L'engagement pris par le Cambodge envers l'Association des nations de l'Asie du Sud-est (ANASE), qui affirment que l'organisme régional est « centré sur le peuple », sonne creux au moment où les autorités empêchent la tenue, dans le cadre d'une conférence de l'ANASE à Phnom Penh, d'un atelier sur la situation des droits de la personne en Birmanie, selon ce que rapporte le Centre des droits de la personne du Cambodge (Cambodian Center for Human Rights, CCHR).

Selon le CCHR, en effet, les autorités ont exercé des pressions sur l'un des lieux qui accueillaient un sommet parallèle des peuples, forçant les groupes à déplacer leurs ateliers ou même à les annuler complètement. À part l'atelier sur la Birmanie, les séances visées se penchaient sur les droits fonciers et les évictions, les droits fonciers des autochtones, ainsi que sur des questions agro-industrielles et environnementales.

« Les organisations de la société civile sont venues à Phnom Penh en toute bonne foi pour discuter de questions affectant les peuples de l'ANASE, et on les a empêchées de prendre la parole.

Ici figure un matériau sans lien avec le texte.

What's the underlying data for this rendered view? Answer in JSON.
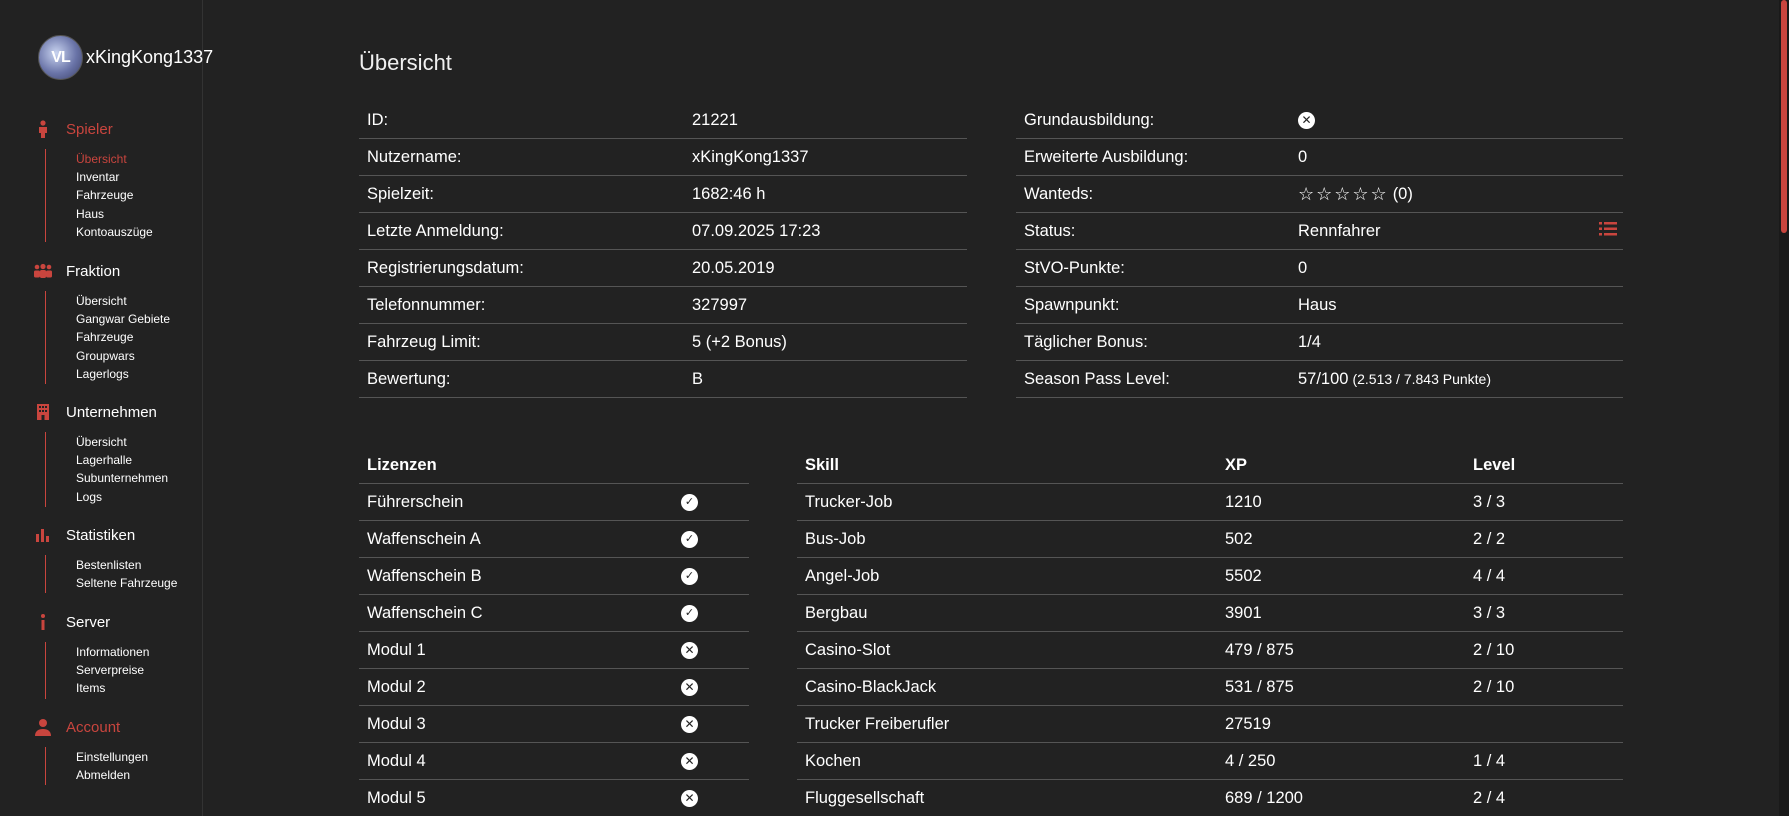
{
  "profile": {
    "avatar_text": "VL",
    "username": "xKingKong1337"
  },
  "sidebar": {
    "spieler": {
      "label": "Spieler",
      "items": [
        "Übersicht",
        "Inventar",
        "Fahrzeuge",
        "Haus",
        "Kontoauszüge"
      ]
    },
    "fraktion": {
      "label": "Fraktion",
      "items": [
        "Übersicht",
        "Gangwar Gebiete",
        "Fahrzeuge",
        "Groupwars",
        "Lagerlogs"
      ]
    },
    "unternehmen": {
      "label": "Unternehmen",
      "items": [
        "Übersicht",
        "Lagerhalle",
        "Subunternehmen",
        "Logs"
      ]
    },
    "statistiken": {
      "label": "Statistiken",
      "items": [
        "Bestenlisten",
        "Seltene Fahrzeuge"
      ]
    },
    "server": {
      "label": "Server",
      "items": [
        "Informationen",
        "Serverpreise",
        "Items"
      ]
    },
    "account": {
      "label": "Account",
      "items": [
        "Einstellungen",
        "Abmelden"
      ]
    }
  },
  "page_title": "Übersicht",
  "info_left": [
    {
      "k": "ID:",
      "v": "21221"
    },
    {
      "k": "Nutzername:",
      "v": "xKingKong1337"
    },
    {
      "k": "Spielzeit:",
      "v": "1682:46 h"
    },
    {
      "k": "Letzte Anmeldung:",
      "v": "07.09.2025 17:23"
    },
    {
      "k": "Registrierungsdatum:",
      "v": "20.05.2019"
    },
    {
      "k": "Telefonnummer:",
      "v": "327997"
    },
    {
      "k": "Fahrzeug Limit:",
      "v": "5 (+2 Bonus)"
    },
    {
      "k": "Bewertung:",
      "v": "B"
    }
  ],
  "info_right": {
    "grundausbildung": {
      "k": "Grundausbildung:",
      "state": "no"
    },
    "erweitert": {
      "k": "Erweiterte Ausbildung:",
      "v": "0"
    },
    "wanteds": {
      "k": "Wanteds:",
      "stars": "☆☆☆☆☆",
      "count": "(0)"
    },
    "status": {
      "k": "Status:",
      "v": "Rennfahrer"
    },
    "stvo": {
      "k": "StVO-Punkte:",
      "v": "0"
    },
    "spawn": {
      "k": "Spawnpunkt:",
      "v": "Haus"
    },
    "bonus": {
      "k": "Täglicher Bonus:",
      "v": "1/4"
    },
    "season": {
      "k": "Season Pass Level:",
      "v": "57/100",
      "extra": "(2.513 / 7.843 Punkte)"
    }
  },
  "lizenzen": {
    "header": "Lizenzen",
    "rows": [
      {
        "name": "Führerschein",
        "state": "yes"
      },
      {
        "name": "Waffenschein A",
        "state": "yes"
      },
      {
        "name": "Waffenschein B",
        "state": "yes"
      },
      {
        "name": "Waffenschein C",
        "state": "yes"
      },
      {
        "name": "Modul 1",
        "state": "no"
      },
      {
        "name": "Modul 2",
        "state": "no"
      },
      {
        "name": "Modul 3",
        "state": "no"
      },
      {
        "name": "Modul 4",
        "state": "no"
      },
      {
        "name": "Modul 5",
        "state": "no"
      }
    ]
  },
  "skills": {
    "headers": {
      "skill": "Skill",
      "xp": "XP",
      "level": "Level"
    },
    "rows": [
      {
        "skill": "Trucker-Job",
        "xp": "1210",
        "level": "3 / 3"
      },
      {
        "skill": "Bus-Job",
        "xp": "502",
        "level": "2 / 2"
      },
      {
        "skill": "Angel-Job",
        "xp": "5502",
        "level": "4 / 4"
      },
      {
        "skill": "Bergbau",
        "xp": "3901",
        "level": "3 / 3"
      },
      {
        "skill": "Casino-Slot",
        "xp": "479 / 875",
        "level": "2 / 10"
      },
      {
        "skill": "Casino-BlackJack",
        "xp": "531 / 875",
        "level": "2 / 10"
      },
      {
        "skill": "Trucker Freiberufler",
        "xp": "27519",
        "level": ""
      },
      {
        "skill": "Kochen",
        "xp": "4 / 250",
        "level": "1 / 4"
      },
      {
        "skill": "Fluggesellschaft",
        "xp": "689 / 1200",
        "level": "2 / 4"
      }
    ]
  },
  "colors": {
    "accent": "#c9453e",
    "background": "#222222",
    "text": "#ffffff",
    "divider": "#555555"
  }
}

Une telle limitation du droit à la liberté d'expression est inacceptable », a déclaré le président du CCHR, Virak Ou.

L'interruption des ateliers survient après des avertissements émis par le chef de la police de Phnom Penh, Touch Naroth, selon qui des groupes ne seraient pas admis à manifester paisiblement à l'occasion du sommet de l'ANASE, les 3 et 4 avril.

Comme s'il lui fallait prouver son argument, une manifestation de travailleurs d'une usine de vêtements a été durement réprimée la semaine dernière. Prenant la parole en réponse à cette violence, Naroth a déclaré que le gens devaient penser à la « dignité » du pays.

Lors d'un autre incident, un groupe de 30 villageois de Koh Kong, qui est partie à un litige foncier l'opposant à une compagnie chinoise, est venu à Phnom Penh le 30 mars remettre une pétition an Président chinois Hu Jintao. Ils ont reçu de la police l'ordre de monter dans un autobus qui les a ramenés à Koh Kong.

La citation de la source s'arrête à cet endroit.